The primary question is this: do the attitudes of “rednecks” of the 1960s resemble the attitudes of Tea Party supporters? Surveys indicate that there is a resemblance. NB: “resembles” does not mean “is identical to”.
The follow-up question: do attitudes result from circumstances belonging to a specific time and place? Sort of, but the question is vague. What do we mean by circumstances? Attitudes are derived from the social groups to which the person belongs (family, peer groups, etc.) and are acquired through processes of observation, reality testing, and conditioning. At both the social and psychological levels, attitudes are relatively stable but are often only moderately consistent.
Patterns of attitudes are part of each person’s cultural tradition. They represent reactions to social conditions of the past and are modified according to social conditions of the present. Attitudes as “reactions to social conditions” can be psychologically satisfying responses to fear of change, the unknown, the other. They have that defensive function. But emotional investment in a specific attitude or belief can impair reality testing. Some attitudes are so fundamental to a person’s concept of self and worldview, that no amount of evidence to the contrary will cause them change.
I see in the Tea Party a continuation of the subcultural tradition that is also carried by white rural/Southern Christian conservatives. I also see in the attitudes of Tea Party supporters a defensiveness toward societal change and social difference that also typified “rednecks” of the 1960s. I am not lumping (“lumping” connotes an unthinking, throwing together of the truly disparate).
As I noted before, there is variation within the Tea Party. Tea Party supporters of a libertarian bent are distinguishable from evangelical conservatives. For instance, while both may be described as being “anti-government”, it means something quite different in each group.
[I’m sorry for the textbook-like prose, but I’m trying to be precise rather than entertaining.]
1/6/2024 9:46 am
Since I don’t have much time, let me summarize: go fuck yourself.
1/6/2024 10:02 am
Joe-normally, this is the kind of comment I’d just delete. But since I think it does a rather nice job of reinforcing Feste’s point, I’m going to leave it.
1/6/2024 12:40 pm
” At the same time they felt threatened by us, because their wives were looking at us and going, “That’s interesting.” ”
Sure.
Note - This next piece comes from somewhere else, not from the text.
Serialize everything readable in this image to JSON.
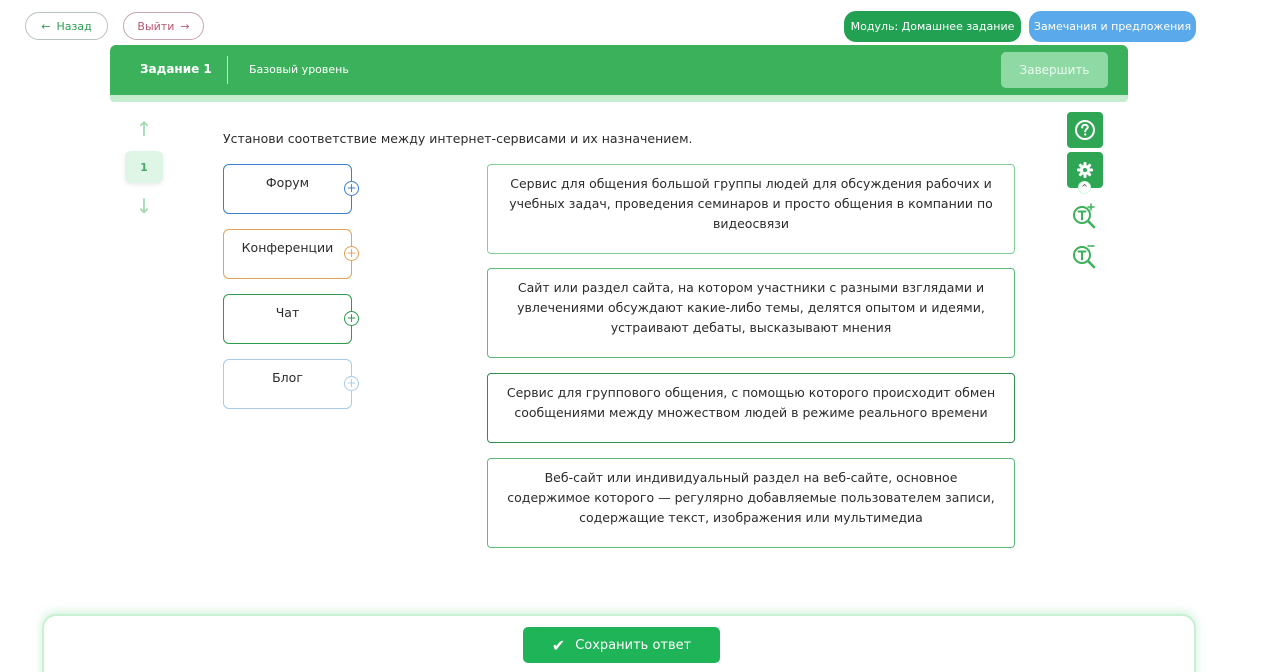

They’re just jealous, you see. We’re interesting, hip, and wise, and these people who don’t like us, there’s something wrong with them, not us.
This is “wit?” This is “wisdom?”
1/6/2024 12:55 pm
More wit and wisdom from Keith:
“The whole business thing is predicated a lot on the tax laws,” says Keith, Marlboro in one hand, vodka and juice in the other. “It’s why we rehearse in Canada and not in the U.S. A lot of our astute moves have been basically keeping up with tax laws, where to go, where not to put it. Whether to sit on it or not. We left England because we’d be paying 98 cents on the dollar. We left, and they lost out. No taxes at all.”
1/6/2024 10:42 pm
I’m trying to find any justification other than unbridled ignorance and bias for the following quote: “Underlying the Tea Party movement is simply this: Fear.”
TEA Party (taxed enough already) has nothing to do with fear, anger or anything other than a mistrust of people who can’t seem to read a rather simple set of rules (be it the Constitution and Amendments, or Ten Commandments) and follow them.
1/6/2024 11:34 pm
Too stupid and hidebound to even try to understand what the Tea Party is all about, so you play the race card because it gives you a false sense of satisfaction. Saves you from having to think.
People are tired of big government intruding into every facet of their lives with the attitude that the state owns their hard earned cash and can tell them what kind of light bulb they can use.